US Hacking, Spyware Targets Include Mass Media, Phone, and Energy Companies
Robert Barsocchini — via Washingtonsblog May 19, 2016
“The U.S. National Security Agency has figured out how to hide spying software deep within hard drives …. giving the agency the means to eavesdrop on the majority of the world’s computers, according to cyber researchers and former operatives.
That long-sought and closely guarded ability was part of a cluster of spying programs discovered by Kaspersky Lab, the Moscow-based security software maker that has exposed a series of Western cyberespionage operations.
Kaspersky said it found personal computers in 30 countries infected with one or more of the spying programs, with the most infections seen in Iran [a US corporate target since 1953], followed by Russia, Pakistan, Afghanistan, China, Mali, Syria, Yemen and Algeria. The targets included government and military institutions, telecommunication companies, banks, energy companies, nuclear researchers, media, and Islamic activists, Kaspersky said.”
These hacking and spyware operations date back “at least 14 years and possibly up to two decades”.
Spyware Linked To NSA Discovered In Hard Drives Across The World
Giuseppe Macri — Daily Caller Feb 17, 2015
Noted cybersecruity firm Kaspersky Lab has discovered evidence of advanced spyware likely tied to the National Security Agency embedded deep in hard drives from more than a dozen manufacturers worldwide.
According to the Moscow-based firm, which released a report detailing the threat Monday, the spyware is able to reprogram the firmware of infected hard drives and inject the computers they’re built into with highly effective and evasive malware, adept at gathering information and avoiding detection.

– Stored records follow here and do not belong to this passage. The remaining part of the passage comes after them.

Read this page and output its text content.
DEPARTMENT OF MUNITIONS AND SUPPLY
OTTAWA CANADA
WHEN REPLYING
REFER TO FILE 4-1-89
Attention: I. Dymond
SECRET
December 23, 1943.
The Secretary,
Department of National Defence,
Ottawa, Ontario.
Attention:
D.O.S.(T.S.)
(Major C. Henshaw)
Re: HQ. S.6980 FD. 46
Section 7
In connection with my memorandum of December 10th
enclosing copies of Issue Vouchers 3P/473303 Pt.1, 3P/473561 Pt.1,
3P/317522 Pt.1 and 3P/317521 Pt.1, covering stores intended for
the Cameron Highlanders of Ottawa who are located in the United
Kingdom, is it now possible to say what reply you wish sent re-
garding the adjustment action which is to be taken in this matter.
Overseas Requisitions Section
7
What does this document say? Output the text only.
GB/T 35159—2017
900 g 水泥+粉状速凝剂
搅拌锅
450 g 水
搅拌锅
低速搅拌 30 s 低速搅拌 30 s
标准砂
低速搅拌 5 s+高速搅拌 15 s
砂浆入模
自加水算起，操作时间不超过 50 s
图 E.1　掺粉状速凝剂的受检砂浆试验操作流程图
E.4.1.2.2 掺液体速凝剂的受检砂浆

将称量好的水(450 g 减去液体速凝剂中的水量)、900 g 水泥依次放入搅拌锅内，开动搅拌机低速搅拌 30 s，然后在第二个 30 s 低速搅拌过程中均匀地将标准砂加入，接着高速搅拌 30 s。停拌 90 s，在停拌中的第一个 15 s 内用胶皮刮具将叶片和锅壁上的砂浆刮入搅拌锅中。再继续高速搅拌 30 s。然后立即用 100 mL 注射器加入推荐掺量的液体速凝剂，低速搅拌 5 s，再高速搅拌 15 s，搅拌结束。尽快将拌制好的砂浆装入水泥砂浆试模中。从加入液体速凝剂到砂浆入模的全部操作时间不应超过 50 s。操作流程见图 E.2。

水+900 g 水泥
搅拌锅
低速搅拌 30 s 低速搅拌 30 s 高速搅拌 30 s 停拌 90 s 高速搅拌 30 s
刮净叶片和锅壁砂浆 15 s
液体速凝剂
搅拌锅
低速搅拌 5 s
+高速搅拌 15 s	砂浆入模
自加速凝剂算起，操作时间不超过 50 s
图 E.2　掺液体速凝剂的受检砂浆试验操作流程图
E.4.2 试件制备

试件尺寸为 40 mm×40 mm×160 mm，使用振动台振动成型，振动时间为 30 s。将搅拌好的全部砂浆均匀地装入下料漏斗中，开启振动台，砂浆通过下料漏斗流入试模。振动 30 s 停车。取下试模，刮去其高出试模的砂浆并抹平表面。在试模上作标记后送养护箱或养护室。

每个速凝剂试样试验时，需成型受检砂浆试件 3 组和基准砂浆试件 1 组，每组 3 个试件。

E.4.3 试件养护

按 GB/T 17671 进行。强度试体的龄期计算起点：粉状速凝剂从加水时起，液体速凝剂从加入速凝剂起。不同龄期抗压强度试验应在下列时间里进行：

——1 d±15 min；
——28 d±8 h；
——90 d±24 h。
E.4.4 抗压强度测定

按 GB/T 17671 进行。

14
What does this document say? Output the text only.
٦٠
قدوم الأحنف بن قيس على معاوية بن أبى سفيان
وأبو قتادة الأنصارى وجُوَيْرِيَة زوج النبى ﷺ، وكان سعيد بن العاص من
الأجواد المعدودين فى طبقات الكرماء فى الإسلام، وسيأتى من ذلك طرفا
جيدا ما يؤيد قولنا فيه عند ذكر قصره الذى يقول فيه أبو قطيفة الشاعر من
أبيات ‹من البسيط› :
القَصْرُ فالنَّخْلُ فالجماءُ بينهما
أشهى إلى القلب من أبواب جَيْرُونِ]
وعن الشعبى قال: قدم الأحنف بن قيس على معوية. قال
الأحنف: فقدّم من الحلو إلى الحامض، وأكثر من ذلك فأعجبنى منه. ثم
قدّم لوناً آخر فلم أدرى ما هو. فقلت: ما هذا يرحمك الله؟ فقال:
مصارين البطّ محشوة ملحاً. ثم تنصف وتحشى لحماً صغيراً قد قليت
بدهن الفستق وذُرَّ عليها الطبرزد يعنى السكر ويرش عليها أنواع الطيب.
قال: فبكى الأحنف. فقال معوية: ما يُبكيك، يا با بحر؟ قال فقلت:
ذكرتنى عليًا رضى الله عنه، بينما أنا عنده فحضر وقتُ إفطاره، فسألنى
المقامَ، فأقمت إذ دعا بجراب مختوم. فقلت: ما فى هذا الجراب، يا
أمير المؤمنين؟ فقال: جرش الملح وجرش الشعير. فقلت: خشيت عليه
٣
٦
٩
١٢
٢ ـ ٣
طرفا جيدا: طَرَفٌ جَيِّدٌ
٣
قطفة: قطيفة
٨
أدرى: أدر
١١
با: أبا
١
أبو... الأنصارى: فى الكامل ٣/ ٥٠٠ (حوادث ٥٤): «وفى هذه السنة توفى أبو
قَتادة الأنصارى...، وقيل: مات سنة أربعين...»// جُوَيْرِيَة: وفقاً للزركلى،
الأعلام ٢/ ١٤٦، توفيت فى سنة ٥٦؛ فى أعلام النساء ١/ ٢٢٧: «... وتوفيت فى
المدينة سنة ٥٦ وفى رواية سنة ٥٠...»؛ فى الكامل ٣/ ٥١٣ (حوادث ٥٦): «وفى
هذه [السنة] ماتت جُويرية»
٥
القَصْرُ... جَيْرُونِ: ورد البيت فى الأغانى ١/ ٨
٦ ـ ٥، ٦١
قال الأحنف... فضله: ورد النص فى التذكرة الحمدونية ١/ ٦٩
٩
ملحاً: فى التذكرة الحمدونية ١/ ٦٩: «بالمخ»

Attributed to hackers dubbed “The Equation Group” by Kaspersky, the threat “surpasses anything known in terms of complexity and sophistication of techniques,” and has been active in major hard drives manufactured by Western Digital, Seagate, Toshiba and others in more than 30 countries over the last 20 years.
The suite of surveillance platforms has been behind more than 500 attacks against military and government institutions, banks, telecommunications companies, energy companies, Islamic activists and media in Iran, Russia, Pakistan, Afghanistan, China, Mali, Syria, Yemen, Algeria and others
According to Kaspersky, the number of attacks is likely much higher — possibly in the tens of thousands — but self-destruct mechanisms embedded in the infections makes the true number virtually uncountable.
While the firm did not mention the NSA by name in its report, Equation Group was linked to the Stuxnet virus deployed by the signals intelligence agency between 2007 and 2008 to sabotage Iranian uranium enrichment centrifuges, which successfully destroyed about one-fifth of the country’s nuclear enrichment infrastructure.
Spokespersons for both Western Digital and Seagate deny sharing their hard drives’ source code with the government. However, a former NSA analyst confirmed to Reuters that the NSA has ways of obtaining the source code for hard drives from companies, including “posing as a software developer” or requesting a security audit for a proposed purchase.
“They don’t admit it, but they do say, ‘We’re going to do an evaluation, we need the source code,’” former NSA analyst Vincent Liu said in the report. “It’s usually the NSA doing the evaluation, and it’s a pretty small leap to say they’re going to keep that source code”.
Kaspersky’s report also details the existence of an Equation Group tool known as the “Fanny” worm, which is used to surveil computer networks not connected to the Internet. The worm is installed in secret compartments on intercepted USB sticks or CD-ROMS, and infects such “air-gapped” networks when inserted into a computer on that network. The worm then transmits the information it gleaned back to Equation after it’s plugged into an Internet-connected computer again.
Vulnerabilities uncovered by Fanny were later found to have been exploited by Stuxnet.